Word embedding before training

silver · March 15, 2017, 3:47pm

Opennmt is a really cool project.

I’d like to use pre trained word2vec for this model, but I meet a problem,

For a source sentence or target sentence for training, some words are not contained in the pre-trained word2vec model, so it will be set as UNK and how can I initialize the vector for UNK?

Thanks:)

Etienne38 · March 15, 2017, 3:56pm

I did it here:

I used this procedure:

build my own dict files from the data with my own criterion. Don’t forget to add <s> </s> <unk> <blank> tags in the dict files. For this step, you can also use ONMT tools
pre-process the training files, adding <s> and </s> tags, and replacing all word not in the dict files by <unk>
w2v training on preprocessed files, saving the result as glove files
convert glove files in t7 files using ONMT tools
use the t7 files as pre-trained embeddings

silver · March 15, 2017, 4:33pm

great, it’s really helpful

if the pre trained word2vec doesn’t contain tag , how can I initialize the vector for unk?

Etienne38 · March 15, 2017, 4:35pm

For me, you can’t. It will be assigned a random value. It’s the reason why I added it in the training files before w2v training… to get it, exactly as a word, in the w2v output embeddings.

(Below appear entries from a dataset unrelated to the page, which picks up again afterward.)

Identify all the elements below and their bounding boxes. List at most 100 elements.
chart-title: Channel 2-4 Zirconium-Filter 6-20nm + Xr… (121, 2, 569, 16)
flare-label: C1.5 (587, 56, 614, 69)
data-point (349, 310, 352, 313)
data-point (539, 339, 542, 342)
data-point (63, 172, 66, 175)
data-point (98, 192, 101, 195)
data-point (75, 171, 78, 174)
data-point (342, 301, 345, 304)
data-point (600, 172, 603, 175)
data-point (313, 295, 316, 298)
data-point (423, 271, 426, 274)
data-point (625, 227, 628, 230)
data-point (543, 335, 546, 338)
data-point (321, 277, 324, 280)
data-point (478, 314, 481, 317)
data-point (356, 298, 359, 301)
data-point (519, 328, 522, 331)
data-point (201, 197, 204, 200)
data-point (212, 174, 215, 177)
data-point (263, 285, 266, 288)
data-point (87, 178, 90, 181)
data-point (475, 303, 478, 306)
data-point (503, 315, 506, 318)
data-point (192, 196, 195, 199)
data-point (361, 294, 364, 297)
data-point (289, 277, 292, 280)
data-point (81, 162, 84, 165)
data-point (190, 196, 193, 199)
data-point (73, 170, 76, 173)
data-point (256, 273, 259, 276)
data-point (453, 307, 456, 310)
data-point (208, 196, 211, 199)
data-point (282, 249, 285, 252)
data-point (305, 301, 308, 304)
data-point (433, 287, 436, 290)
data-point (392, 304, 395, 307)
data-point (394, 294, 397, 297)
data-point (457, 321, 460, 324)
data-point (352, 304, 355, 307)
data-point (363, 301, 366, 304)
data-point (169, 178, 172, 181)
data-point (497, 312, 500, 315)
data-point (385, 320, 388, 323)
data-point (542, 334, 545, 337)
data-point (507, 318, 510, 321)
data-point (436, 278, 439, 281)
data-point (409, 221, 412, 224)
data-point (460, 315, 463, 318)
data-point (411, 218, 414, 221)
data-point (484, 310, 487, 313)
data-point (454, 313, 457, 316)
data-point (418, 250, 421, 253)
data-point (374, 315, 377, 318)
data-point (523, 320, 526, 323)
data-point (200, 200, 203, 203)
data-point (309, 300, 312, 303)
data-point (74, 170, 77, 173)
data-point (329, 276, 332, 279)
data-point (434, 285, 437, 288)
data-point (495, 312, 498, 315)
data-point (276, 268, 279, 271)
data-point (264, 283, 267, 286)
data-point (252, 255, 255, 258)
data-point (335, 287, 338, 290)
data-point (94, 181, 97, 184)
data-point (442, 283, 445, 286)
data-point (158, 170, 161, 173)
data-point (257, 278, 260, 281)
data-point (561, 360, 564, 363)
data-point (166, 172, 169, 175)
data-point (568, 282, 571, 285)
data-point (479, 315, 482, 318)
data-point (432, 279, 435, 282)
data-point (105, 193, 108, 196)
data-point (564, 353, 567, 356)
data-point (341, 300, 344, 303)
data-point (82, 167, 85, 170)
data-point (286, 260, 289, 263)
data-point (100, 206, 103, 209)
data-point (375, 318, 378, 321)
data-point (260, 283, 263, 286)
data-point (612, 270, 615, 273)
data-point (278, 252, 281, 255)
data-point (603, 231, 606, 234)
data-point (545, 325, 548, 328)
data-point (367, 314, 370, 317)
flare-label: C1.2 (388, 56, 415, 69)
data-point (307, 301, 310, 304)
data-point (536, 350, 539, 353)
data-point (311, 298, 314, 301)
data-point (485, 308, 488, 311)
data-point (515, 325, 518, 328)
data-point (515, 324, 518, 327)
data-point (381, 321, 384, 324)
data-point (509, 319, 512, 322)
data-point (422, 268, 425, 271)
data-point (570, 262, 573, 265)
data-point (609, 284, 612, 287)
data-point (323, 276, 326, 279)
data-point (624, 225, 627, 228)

silver · March 15, 2017, 4:51pm

Yes, but before training, it’s very difficult to choose the words to be UNK.

If I initialise the value of UNK vector randomly (or average of the rare words), it’s good or not?

Etienne38 · March 15, 2017, 5:02pm

If you want, for example 50000 words, you need to do a prior choice on the words you put in the dicts, or the ONMT tools will do this choice for you. Then, all words not in this 50000 dicts are becoming <unk>.